Huawei heir prepares for post-release life

After being stuck for 3 years in Canada, Huawei CFO Meng Wanzhou was able to return to his home country of China.

Ms. Meng Wanzhou attends a hearing in Vancouver, Canada on August 10, 2021. (Photo: Reuters)

Like many top Chinese executives, Ms. Meng has always been a mysterious figure. Some sources believe that one day, the 49-year-old female CFO of Huawei will take over the company founded by her father.

However, Ms. Meng was arrested in December 2018 at Vancouver International Airport at the request of the US. The US accused her of bank fraud, confusing HSBC Holdings about business deals in Iran.

After Ms. Meng reached an agreement with the US prosecutor on September 24, the Canadian judge also canceled her extradition hearing. The Canadian government then issued a statement confirming she was free to leave the country. According to a source close to Reuters, she boarded a flight back to China on the same day.

Speaking to reporters and supporters as she exited the Vancouver courtroom after the hearing, Ms. Meng expressed: “My life has turned upside down in the past three years. Those are the hiatus days as a mother and wife.”

“However, I believe that every cloud has a halo. It is truly priceless experience in my life. I will never forget all the good wishes I received from people around the world.”

Ms. Manh has always kept her expressionless appearance every time she appears in public since her arrest, but on the morning of September 24, she beamed when she left home to attend a virtual hearing between Vancouver and Brooklyn (USA).

Meng’s arrest focuses all of her attention on Huawei at a time of growing global concern about technology security. In dozens of trials, lawyers have portrayed the “Huawei daughter” as an innocent passerby caught up in the trade war between the US and China.

Ms. Meng is under house arrest in Vancouver. On terms, she could travel around the city during the day and return home at night. Private security monitors her 24/7, at her expense.

Her husband, son and daughter visited her during Covid-19. Based on the letter she wrote to a Huawei employee on the occasion of the one-year anniversary of her arrest, Ms. Meng kills time by painting, reading and working.

According to Huawei’s website, Ms. Meng joined the company in 1993, received a Master’s degree from Huazhong University of Science and Technology in 1998, and held many positions, mostly related to finance.

She is the Director of the International Accounting Department, the CFO of Huawei Hong Kong, and the Chairman of the Financial Management Department.

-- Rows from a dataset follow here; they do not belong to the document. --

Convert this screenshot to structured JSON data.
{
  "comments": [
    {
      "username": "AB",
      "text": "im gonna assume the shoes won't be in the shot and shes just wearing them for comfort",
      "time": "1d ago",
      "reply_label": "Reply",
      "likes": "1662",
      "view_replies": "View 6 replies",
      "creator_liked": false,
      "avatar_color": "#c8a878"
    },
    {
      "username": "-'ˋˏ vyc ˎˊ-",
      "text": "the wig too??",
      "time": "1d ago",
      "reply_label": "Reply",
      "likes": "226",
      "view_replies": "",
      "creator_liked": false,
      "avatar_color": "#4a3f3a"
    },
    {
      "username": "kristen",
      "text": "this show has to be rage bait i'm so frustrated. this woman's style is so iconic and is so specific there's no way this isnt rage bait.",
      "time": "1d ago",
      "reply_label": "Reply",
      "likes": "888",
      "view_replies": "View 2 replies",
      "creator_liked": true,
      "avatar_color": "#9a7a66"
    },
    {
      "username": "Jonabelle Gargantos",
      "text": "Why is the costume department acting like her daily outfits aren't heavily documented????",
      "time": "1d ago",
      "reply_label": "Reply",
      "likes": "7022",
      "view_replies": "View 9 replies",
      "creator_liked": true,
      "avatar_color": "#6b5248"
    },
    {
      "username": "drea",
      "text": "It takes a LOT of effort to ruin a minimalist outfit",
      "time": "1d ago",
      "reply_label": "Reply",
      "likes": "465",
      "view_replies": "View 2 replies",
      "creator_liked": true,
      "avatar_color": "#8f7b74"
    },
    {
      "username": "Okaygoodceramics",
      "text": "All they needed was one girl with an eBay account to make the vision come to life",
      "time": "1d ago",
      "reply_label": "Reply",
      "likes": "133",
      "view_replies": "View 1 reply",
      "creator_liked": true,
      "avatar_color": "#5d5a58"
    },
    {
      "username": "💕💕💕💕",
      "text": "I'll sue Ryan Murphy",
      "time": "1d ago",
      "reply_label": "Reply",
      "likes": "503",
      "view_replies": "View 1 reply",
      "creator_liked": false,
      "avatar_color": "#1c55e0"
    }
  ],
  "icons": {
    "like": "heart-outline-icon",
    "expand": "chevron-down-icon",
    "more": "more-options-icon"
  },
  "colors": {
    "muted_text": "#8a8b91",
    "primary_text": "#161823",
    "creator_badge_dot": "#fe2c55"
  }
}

In her first appearance before the Chinese press in 2013, Ms. Meng said her initial job was as a secretary, who made phone calls. In 2011, she became a member of the Board of Directors. Company insiders describe her as capable and hardworking.

Although her brother Manh, Manh Binh as well as his wife and younger brother Nham all work at Huawei and related companies, no one holds such a high-level managerial position.

According to Reuters, Ms. Manh is internally considered a bright heir to Mr. Nham Chinh Phi. Ren, 76, founded Huawei in 1988 and is relatively private.

Most of the “marketing” surrounding Huawei comes from Mr. Ren’s stint in the People’s Army of China (PLA), where he was a civilian engineer for nearly a decade until he left in 1983.

Officials from some countries, especially the United States, voiced concerns about the close relationship between Huawei and China. Huawei has repeatedly stressed that Beijing has no influence over them.

At the time of Meng’s arrest, Huawei’s revenue was split equally between domestic and international. Half comes from supplying equipment to carriers around the world. However, from here, the West turns away from the Chinese giant. In 2019, Huawei was on the US Department of Commerce’s Entity List, banning access to important US-origin technology, affecting its ability to design its own chips and buy components from other manufacturers.

The ban puts Huawei’s handset division under severe pressure. The company had to sell its budget smartphone brand Honor to an alliance in November 2020 to keep it alive. Currently, sales from the consumer division account for more than half of total sales, with 66% coming from China, according to the 2020 annual report.